Employees, works councils and the Verdi union accuse the management of the nationwide airport service provider Aviation Handling Services (AHS) of wanting to disregard their rights. In an open letter published on Friday to the AHS managing directors and, as representatives of the shareholders, to Hamburg and Hanover airports, it says: “We, the AHS employees, have already made many painful contributions to support the AHS.” But what is happening now goes far beyond that. “Here our democratic rights as employees, those of our works councils and our trade union are called into question.”

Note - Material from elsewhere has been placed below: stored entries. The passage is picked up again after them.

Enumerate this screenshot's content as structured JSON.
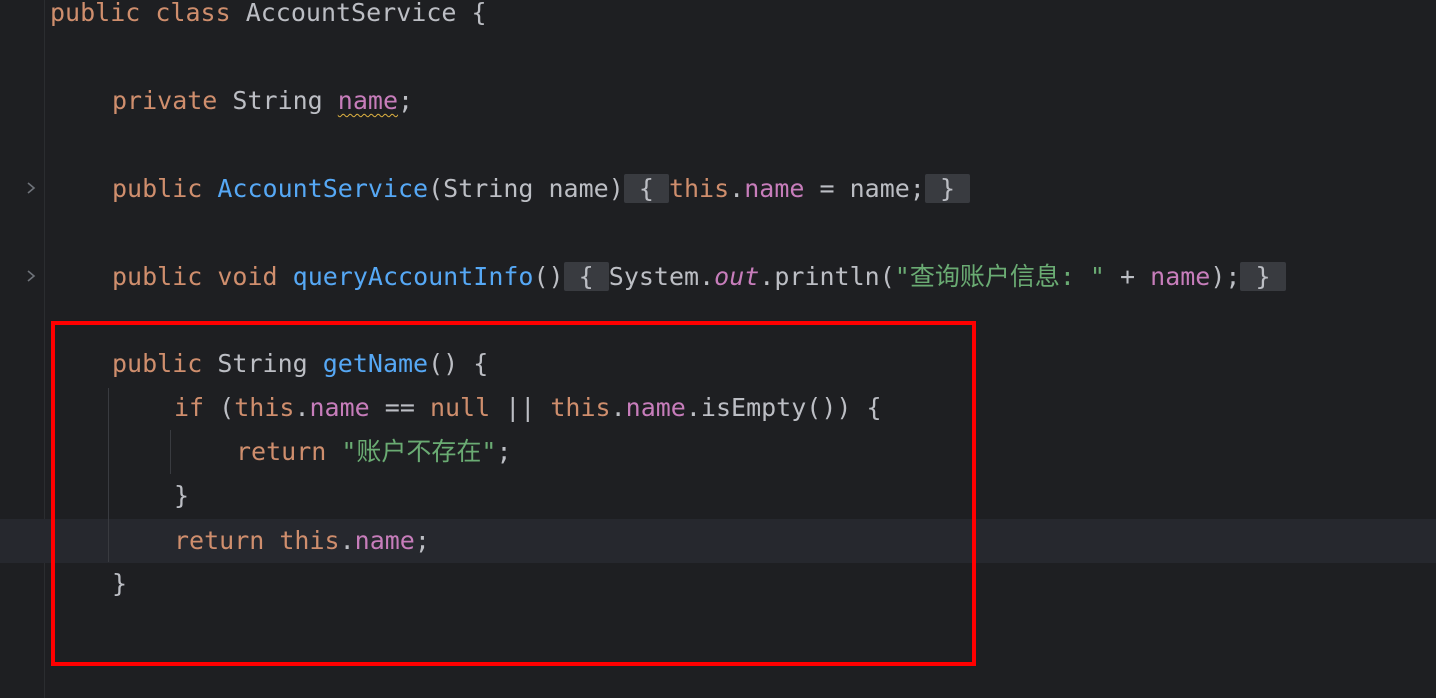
{
  "code": {
    "line1": {
      "kw1": "public",
      "kw2": "class",
      "name": "AccountService",
      "brace": "{"
    },
    "line2": {
      "kw1": "private",
      "type": "String",
      "field": "name",
      "semi": ";"
    },
    "line3": {
      "kw1": "public",
      "fn": "AccountService",
      "params": "(String name)",
      "open": "{",
      "this": "this",
      "dot": ".",
      "field": "name",
      "rest": " = name;",
      "close": "}"
    },
    "line4": {
      "kw1": "public",
      "kw2": "void",
      "fn": "queryAccountInfo",
      "params": "()",
      "open": "{",
      "sys": "System.",
      "out": "out",
      "call": ".println(",
      "str": "\"查询账户信息: \"",
      "plus": " + ",
      "field": "name",
      "end": ");",
      "close": "}"
    },
    "line5": {
      "kw1": "public",
      "type": "String",
      "fn": "getName",
      "rest": "() {"
    },
    "line6": {
      "kw1": "if",
      "p1": " (",
      "this1": "this",
      "dot1": ".",
      "field1": "name",
      "op": " == ",
      "null": "null",
      "or": " || ",
      "this2": "this",
      "dot2": ".",
      "field2": "name",
      "call": ".isEmpty()) {"
    },
    "line7": {
      "kw1": "return",
      "str": "\"账户不存在\"",
      "semi": ";"
    },
    "line8": {
      "brace": "}"
    },
    "line9": {
      "kw1": "return",
      "this": "this",
      "dot": ".",
      "field": "name",
      "semi": ";"
    },
    "line10": {
      "brace": "}"
    }
  },
  "gutter": {
    "fold_icon_1": "chevron-right-icon",
    "fold_icon_2": "chevron-right-icon"
  },
  "colors": {
    "background": "#1e1f22",
    "keyword": "#cf8e6d",
    "function": "#56a8f5",
    "field": "#c77dbb",
    "string": "#6aab73",
    "text": "#bcbec4",
    "highlight_box": "#ff0000"
  }
}
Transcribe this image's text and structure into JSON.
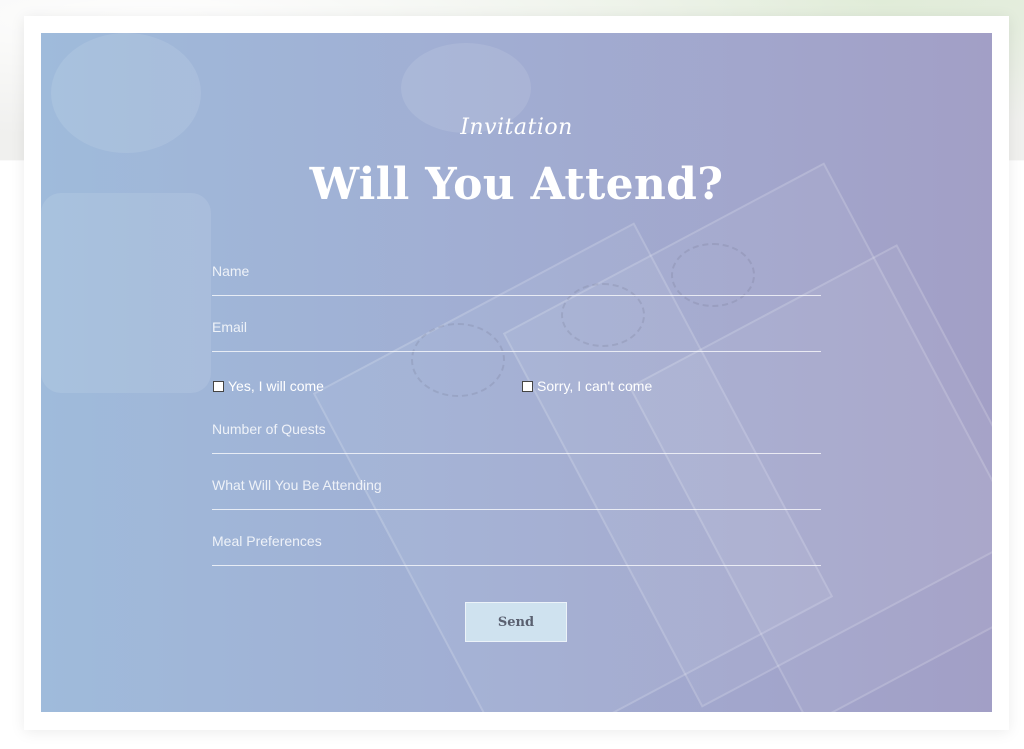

According to Verdi, AHS, with its almost 2000 employees nationwide (2019), handles passenger handling at Hamburg, Hanover, Bremen, Cologne, Düsseldorf, Frankfurt and Stuttgart airports. The employees accuse the AHS, headquartered in Hamburg, among other things, of wanting to remove the exclusion of operational dismissals from the company agreements despite short-time working. It is the clear will of the federal government to protect jobs through short-time work. “The AHS obviously wants to receive short-time work allowance instead and still release employees into unemployment.” In addition, in the event of strikes, “black lists” of employees involved were announced and works councils were put under massive and personal pressure at some locations.
AHS denied the allegations. “Of course AHS adheres to existing laws and agreements with the social partners as well as applicable collective bargaining law,” explained a spokeswoman. The primary goal is to keep jobs. “The management is currently in contact with the local works councils to enable an extension of the short-time working in the AHS group and trust in being able to achieve constructive results with all social partners for the benefit of the AHS employees.” For AHS it is also incomprehensible that politicians have not yet granted any financial aid to the ground handling service providers, as has already been demanded by the employers’ association of ground handling service providers in the air transport sector (ABL). “AHS is also badly affected by this.”
Hamburg Airport – 51 percent owned by the city – has a 27.25 percent stake in AHS and did not want to comment on the letter. He referred to the AHS. “AHS is an independent, nationwide operating company, Hamburg Airport only has a minority stake in AHS.”